Malta is to ban rental electric scooters from March 1, the transport ministry has announced in a surprise move.
It said it would remove hire scooters from the streets next year because of the "disturbances" endured by the community.
Private e-scooters will still be allowed, with incentives introduced to encourage people to buy their own.
"This initiative aims to promote responsible e-kick scooter usage and reduce inconvenience for communities and people," the transport ministry said in a statement on Thursday.
"Despite increased enforcement and fines, communities have continued to endure the disturbances caused by rented e-kick scooters."
It said resources used on enforcement would instead be directed to road safety efforts.
Police and LESA issued 10,943 fines to e-scooter riders so far this year, Home Affairs Minister Byron Camilleri told parliament this week.
The announcement will likely come as a blow to operators and users of one of the few successful transport solutions in the country but will be welcomed by residents and pedestrians plagued by badly parked scooters.

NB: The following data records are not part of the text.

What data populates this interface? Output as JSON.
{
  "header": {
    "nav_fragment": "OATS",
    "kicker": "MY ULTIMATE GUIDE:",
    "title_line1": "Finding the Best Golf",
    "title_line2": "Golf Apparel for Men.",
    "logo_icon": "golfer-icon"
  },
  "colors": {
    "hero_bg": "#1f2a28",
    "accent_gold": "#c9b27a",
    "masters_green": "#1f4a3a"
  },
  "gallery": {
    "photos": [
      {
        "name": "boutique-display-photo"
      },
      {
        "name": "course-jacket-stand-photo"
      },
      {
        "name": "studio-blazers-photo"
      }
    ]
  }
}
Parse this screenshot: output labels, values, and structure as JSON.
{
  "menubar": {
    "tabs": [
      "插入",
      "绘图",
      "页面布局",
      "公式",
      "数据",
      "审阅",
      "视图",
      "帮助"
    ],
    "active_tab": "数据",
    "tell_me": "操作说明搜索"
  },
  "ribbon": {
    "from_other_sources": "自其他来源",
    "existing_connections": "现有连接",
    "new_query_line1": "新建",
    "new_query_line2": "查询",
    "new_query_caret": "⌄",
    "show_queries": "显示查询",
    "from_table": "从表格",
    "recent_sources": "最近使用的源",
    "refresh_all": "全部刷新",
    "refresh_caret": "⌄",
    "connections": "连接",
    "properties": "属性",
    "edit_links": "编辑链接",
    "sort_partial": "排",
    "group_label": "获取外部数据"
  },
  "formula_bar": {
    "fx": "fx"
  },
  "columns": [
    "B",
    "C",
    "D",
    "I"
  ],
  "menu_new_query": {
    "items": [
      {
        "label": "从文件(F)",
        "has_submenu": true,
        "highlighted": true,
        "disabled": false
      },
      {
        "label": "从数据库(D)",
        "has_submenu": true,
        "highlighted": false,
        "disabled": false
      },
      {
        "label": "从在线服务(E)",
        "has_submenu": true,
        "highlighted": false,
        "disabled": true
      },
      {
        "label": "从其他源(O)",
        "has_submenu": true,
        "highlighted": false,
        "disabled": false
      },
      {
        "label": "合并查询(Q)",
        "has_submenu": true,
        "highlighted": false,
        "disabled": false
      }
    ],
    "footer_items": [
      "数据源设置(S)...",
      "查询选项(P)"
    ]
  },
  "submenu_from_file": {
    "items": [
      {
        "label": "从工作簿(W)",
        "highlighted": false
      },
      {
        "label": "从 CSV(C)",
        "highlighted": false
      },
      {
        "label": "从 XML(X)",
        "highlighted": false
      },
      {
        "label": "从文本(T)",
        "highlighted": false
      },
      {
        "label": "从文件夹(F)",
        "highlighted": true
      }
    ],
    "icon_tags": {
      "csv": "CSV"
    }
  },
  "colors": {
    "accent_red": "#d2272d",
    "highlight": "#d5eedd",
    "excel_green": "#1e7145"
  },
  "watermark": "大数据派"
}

The government has long been dissatisfied with rental e-scooter companies such as Bolt and Bird, saying that riders often pose a danger to bystanders and block walkways when they park.
Pedestrians and residents, especially in areas like Sliema and St Julian's have also complained about how e-scooters are parked, blocking pavements, pathways or garage access.
Several accidents involving pedestrians have also been reported.
Sliema residents 'joy'
Sliema Mayor John Pillow welcomed the announcement, saying he was already receiving messages from residents expressing their "joy" about the news.
“The problem was how they were introduced as, from the very beginning, there was a complete lack of rules and regulations,” he said.
He said he was not against e-scooters, and used them himself but that the only way they could be used responsibly is if they are owned rather than rented.
“It’s the abuse that was the issue," he said.
But operators have previously said that e-scooters are one of the few successful alternative transport solutions in a country that is dominated by the car.
They complain that reckless e-scooter parking was the fault of the government, which failed to provide infrastructure such as proper parking bays.
Last month, the director of Seven group, which operates bird scooters, Roberto Pestana said in a Times of Malta interview that the government was hell-bent on driving e-scooter companies out of the country with an “excessive, continuous and unfair” stream of daily fines.
There was no immediate reaction to the announcement from Bird and Bolt, which is the largest e-scooter operator in the country.
However, bicycle advocacy group Rota expressed dismay at the ban and said flaws in the system were due to a lack of political vision and unwillingness to regulate shared micro-mobility.
Rota said the authorities should focus on providing better infrastructure for all by building wider pavements, ensuring adequate street lighting, having frequent pedestrian crossings with dropped kerbs and revoking all illegally obtained driving licences.
In September, Transport Minister Aaron Farrugia said the government was taking stock of the situation around e-scooter rentals.
"One needs to look at the contraventions in the past few months and whether we can address that or not," Farrugia had said.
Malta follows in the footsteps of Paris, which in April became the first city in Europe to ban electric scooters for hire. However, it also announced it would replace them with thousands of electric bicycles and more bike lanes.
National cycling strategy
The surprise announcement came alongside the publication of a national cycling strategy, which the transport ministry claimed would provide a "measurable modal shift from private vehicles to bicycles".
Its list of 30 measures includes bicycle lessons for children and adults and a connected network of cycling routes.
There are an estimated 5,000 rental scooters in Malta. The micro-mobility system was particularly popular among tourists and foreign workers living in Sliema and St Julians.
It is the latest alternative transport solution to hit the brakes in the country.
Bicycle-sharing company Nextbike quit Malta last year citing competition from other micro-mobility solutions and a lack of infrastructure.
Electric car-sharing service Go-To also closed down, saying there was a "lack of user uptake".